In The Billboard Book of Number One Hits author Fred Bronson quotes Madonna saying: “This story of a girl who was madly in love with a black man, set in the South, with this forbidden interracial love affair. And the guy she’s in love with sings in a choir. So she’s obsessed with him and goes to the church all the time. And then it turned into a bigger story, which was about racism and bigotry.”

I wouldn’t have called my father racist back then, yet I recognized that whatever messages he’d received from “Like a Prayer” he had determined to be harmful for me. I also knew that the world was changing for women, and Madonna was accelerating that change while constantly testing the boundaries of tradition and acceptability, too. The Vatican condemned the video. Conservative Christian groups called for her downfall. Pepsi yanked the song from a commercial.

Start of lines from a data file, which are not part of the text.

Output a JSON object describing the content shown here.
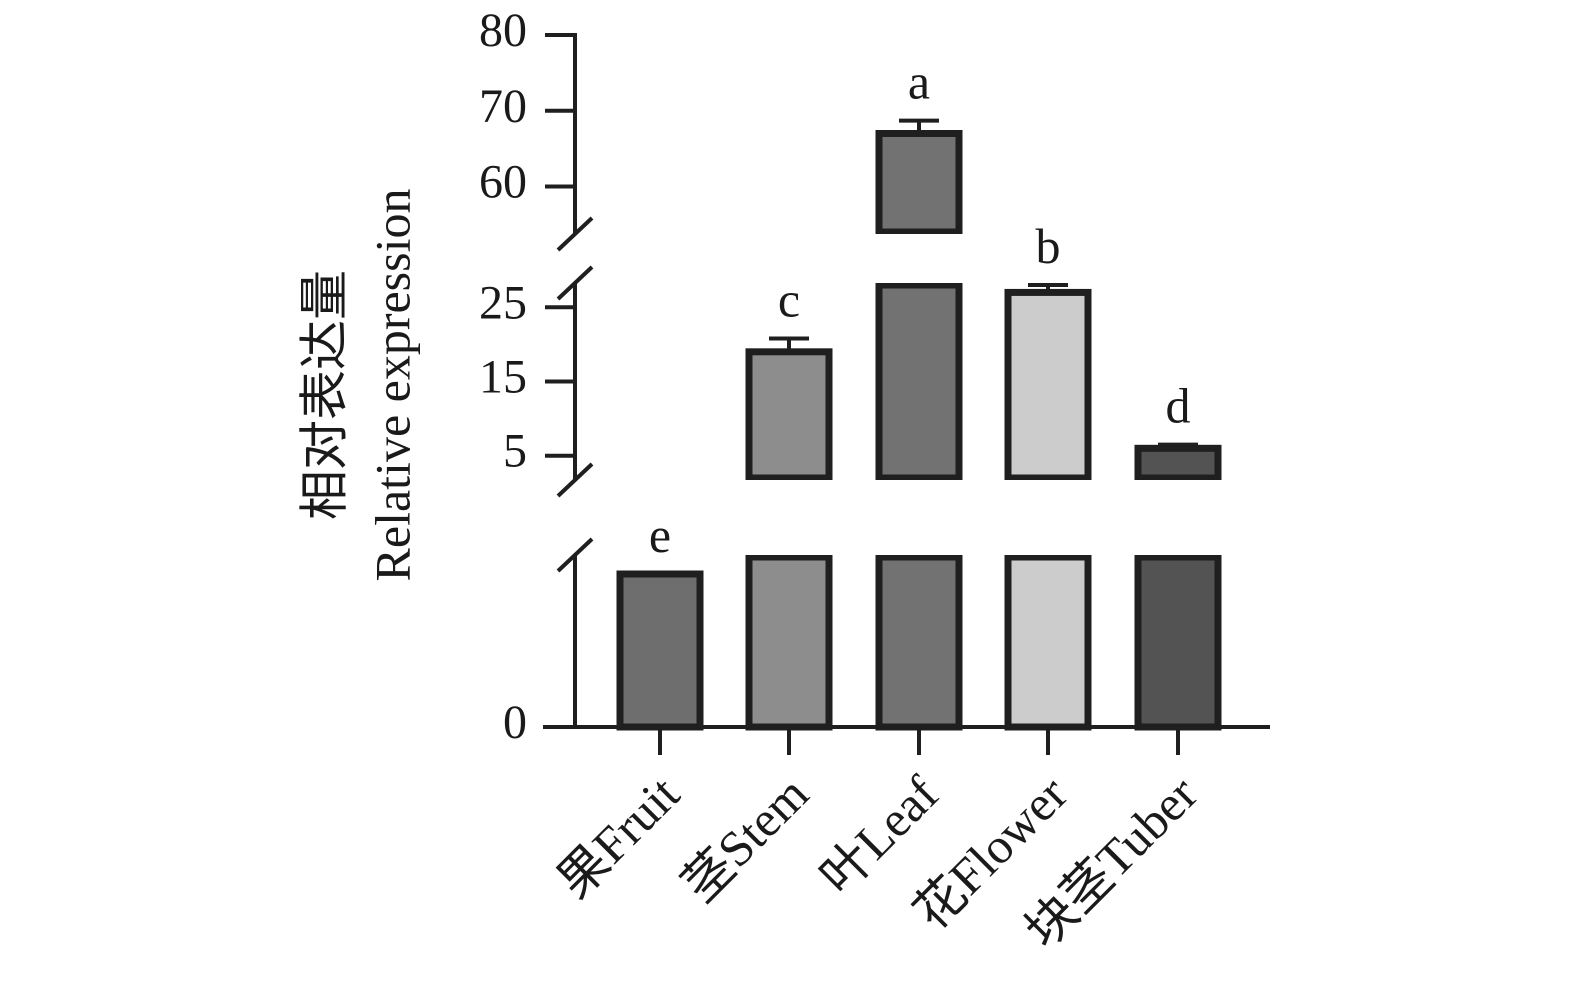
{
  "chart_data": {
    "type": "bar",
    "ylabel_cn": "相对表达量",
    "ylabel_en": "Relative expression",
    "categories": [
      "果Fruit",
      "茎Stem",
      "叶Leaf",
      "花Flower",
      "块茎Tuber"
    ],
    "values": [
      0.9,
      19.0,
      67.0,
      27.0,
      6.0
    ],
    "errors": [
      0.0,
      1.8,
      1.7,
      1.3,
      0.5
    ],
    "significance": [
      "e",
      "c",
      "a",
      "b",
      "d"
    ],
    "colors": [
      "#6e6e6e",
      "#8d8d8d",
      "#727272",
      "#cccccc",
      "#535353"
    ],
    "axis": {
      "segments": [
        {
          "from": 0,
          "to": 1,
          "ticks": [
            0
          ]
        },
        {
          "from": 2,
          "to": 28,
          "ticks": [
            5,
            15,
            25
          ]
        },
        {
          "from": 54,
          "to": 80,
          "ticks": [
            60,
            70,
            80
          ]
        }
      ]
    },
    "tick_labels": [
      "0",
      "5",
      "15",
      "25",
      "60",
      "70",
      "80"
    ]
  }
}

My father was himself no saint, but it would take many more years for me to understand why Madonna’s boldness unnerved him. Society lets men be provocative and wild, but calls the same behavior controversial when it comes from Madonna or Aunt C. First we’ll be defying our fathers; next we’ll be dating black men!

As a kid, I knew Madonna was important, but I didn’t understand quite how. I didn’t know that my father wanted me meek and conventional, either. But Madonna scared men and these religious groups because her defiance—and her popularity—threatened their power. Sadly, a big part of being a woman is shirking what men—white men, in particular—have prescribed for us and what they’re always attempting to preserve.

The last time I prayed, my father really was dying. By then, he’d softened his stance on the world. I take credit for that. We lived together during my teenage years and managed to bridge a gulf most fathers and daughters never can. I wasn’t meek or conventional then, and I never would be. I’d gotten off my knees long ago. And I’ve never looked back.